Arguments against reimbursement for direct access to physical therapy (PT) are that a physician examination is necessary to diagnose and that there is a potential for increased cost.
The purpose of this study is to determine what percentage of PT referrals had a specific diagnosis and treatment orders. Additionally, specific and non-specific diagnoses and treatment orders were compared in regards to PT units billed, average visits per referral, and average cost per referral.
The charts of 1,000 patients treated in outpatient PT underwent a retrospective chart review. Interferential statistics were used to determine if there was a statistically significant difference between specific and non-specific diagnoses and treatment orders in regard to PT units billed, average visits per referral, and average cost per referral.
Twenty-nine percent of all referring diagnoses were non-specific in nature and 58% contained treatment orders that were non-specific. There was a statistically significant difference in PT utilization between charts with a specific diagnosis and a non-specific diagnosis (p ≤ 0.001).

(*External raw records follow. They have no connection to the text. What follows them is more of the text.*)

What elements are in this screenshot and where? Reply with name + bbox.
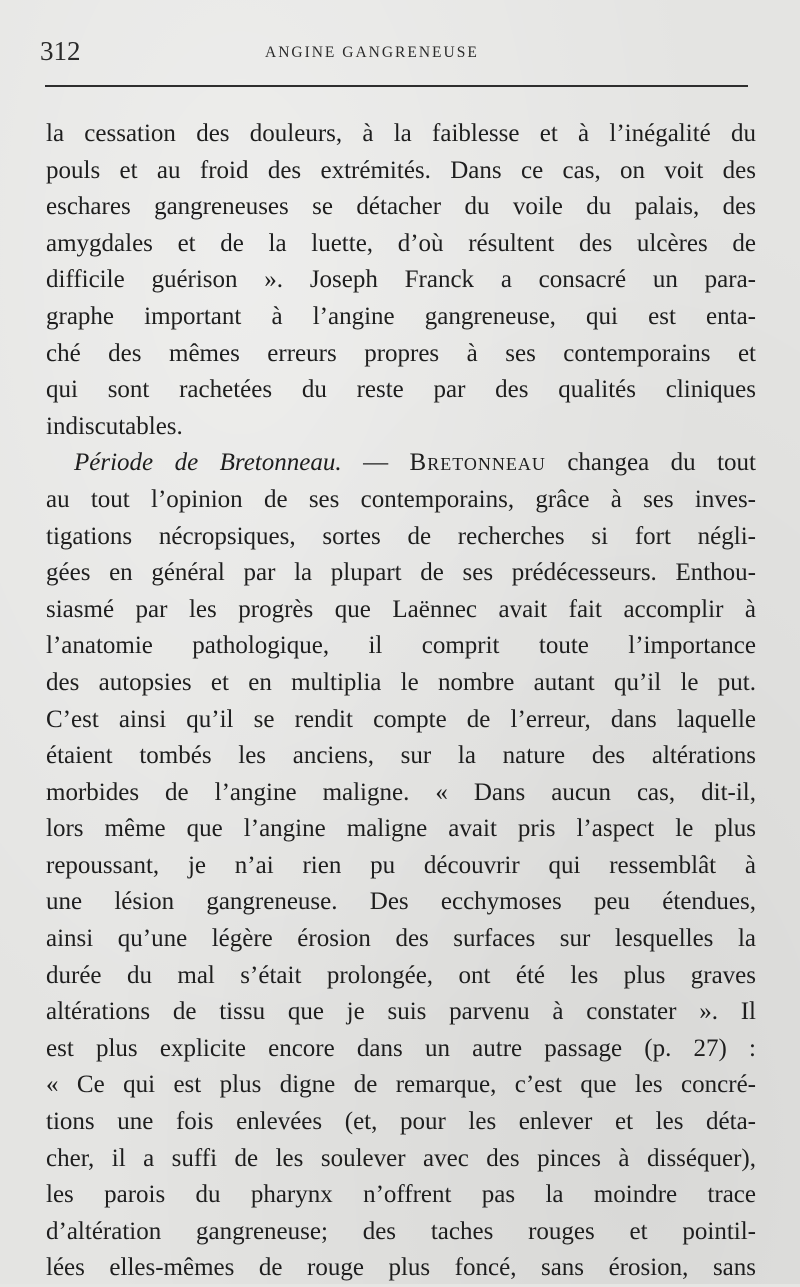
heading-continuation: changea du tout: [545, 449, 756, 477]
text-line: étaient tombés les anciens, sur la nature des altérations: [46, 742, 756, 770]
text-line: C’est ainsi qu’il se rendit compte de l’erreur, dans laquelle: [46, 705, 756, 733]
text-line: lors même que l’angine maligne avait pris l’aspect le plus: [46, 815, 756, 843]
text-line: graphe important à l’angine gangreneuse, qui est enta-: [46, 302, 756, 330]
text-line: ainsi qu’une légère érosion des surfaces sur lesquelles la: [46, 925, 756, 953]
text-line: les parois du pharynx n’offrent pas la moindre trace: [46, 1181, 756, 1209]
header-rule: [45, 85, 748, 87]
section-title: Période de Bretonneau.: [74, 449, 342, 477]
text-line: amygdales et de la luette, d’où résultent des ulcères de: [46, 229, 756, 257]
running-title: ANGINE GANGRENEUSE: [265, 44, 479, 61]
text-line: altérations de tissu que je suis parvenu à constater ». Il: [46, 998, 756, 1026]
text-line: des autopsies et en multiplia le nombre autant qu’il le put.: [46, 668, 756, 696]
text-line: indiscutables.: [46, 412, 183, 440]
text-line: tions une fois enlevées (et, pour les enlever et les déta-: [46, 1108, 756, 1136]
text-line: une lésion gangreneuse. Des ecchymoses peu étendues,: [46, 888, 756, 916]
text-line: tigations nécropsiques, sortes de recherches si fort négli-: [46, 522, 756, 550]
text-line: pouls et au froid des extrémités. Dans ce cas, on voit des: [46, 156, 756, 184]
em-dash: —: [341, 449, 410, 477]
text-line: lées elles-mêmes de rouge plus foncé, sans érosion, sans: [46, 1254, 756, 1282]
text-line: qui sont rachetées du reste par des qualités cliniques: [46, 376, 756, 404]
text-line: ché des mêmes erreurs propres à ses contemporains et: [46, 339, 756, 367]
text-line: repoussant, je n’ai rien pu découvrir qui ressemblât à: [46, 851, 756, 879]
page-number: 312: [40, 36, 81, 66]
text-line: siasmé par les progrès que Laënnec avait fait accomplir à: [46, 595, 756, 623]
text-line: eschares gangreneuses se détacher du voile du palais, des: [46, 193, 756, 221]
page-header: [40, 36, 750, 76]
text-line: au tout l’opinion de ses contemporains, grâce à ses inves-: [46, 485, 756, 513]
author-name: Bretonneau: [409, 449, 546, 477]
text-line: gées en général par la plupart de ses prédécesseurs. Enthou-: [46, 559, 756, 587]
text-line: l’anatomie pathologique, il comprit toute l’importance: [46, 632, 756, 660]
text-line: est plus explicite encore dans un autre passage (p. 27) :: [46, 1034, 756, 1062]
section-heading-line: [46, 445, 756, 482]
text-line: « Ce qui est plus digne de remarque, c’est que les concré-: [46, 1071, 756, 1099]
body-text: [46, 116, 756, 1287]
text-line: morbides de l’angine maligne. « Dans aucun cas, dit-il,: [46, 778, 756, 806]
text-line: d’altération gangreneuse; des taches rouges et pointil-: [46, 1217, 756, 1245]
text-line: cher, il a suffi de les soulever avec des pinces à disséquer),: [46, 1144, 756, 1172]
text-line: durée du mal s’était prolongée, ont été les plus graves: [46, 961, 756, 989]
text-line: la cessation des douleurs, à la faiblesse et à l’inégalité du: [46, 120, 756, 147]
text-line: difficile guérison ». Joseph Franck a consacré un para-: [46, 266, 756, 294]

Patients with a specific treatment order also displayed a statistically significant larger average in billed units, average visits per referral, and average reimbursement per referral than those without a specific treatment order (p ≤ 0.0001).
The findings suggest that a physician diagnosis and referral may not be required to direct care for patients seeking PT services. Third-party payers that require a physician referral for PT services may be delaying access to healthcare and increasing costs.